Practice Interviewing

Be prepared for a telephone interview, an increasingly common screening device. Do your "homework" on a company before returning their call to set up an interview. Prepare "prompt cards" summarizing what you know about the company and to help field the most likely questions about your abilities.

  • Read a good book on interviewing. Two favorites: 101 Great Answers to the Toughest Interview Questions, by Ron Fry, and Sweaty Palms-The Neglected Art of Being Interviewed, by Anthony Medley.

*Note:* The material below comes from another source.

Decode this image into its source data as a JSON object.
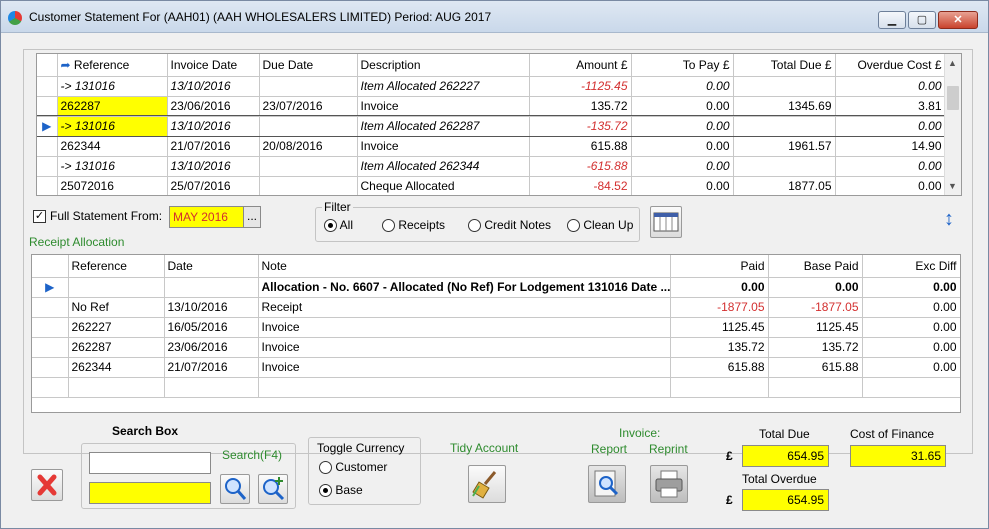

Ask your most important questions in the first 5-10 minutes of the interview, then let the interviewer run the show. Your initial questions should be aimed at finding out as much as possible about the vacant position. Thus armed, you are better able to understand and answer the questions that follow in the interview.

  • Always, always follow-up the interview with a brief, courteous letter. This letter may also be used as an opportunity to clear up or amplify some point that arose during the interview. End the letter with assurances that you are very much interested in the position, and would take it if offered.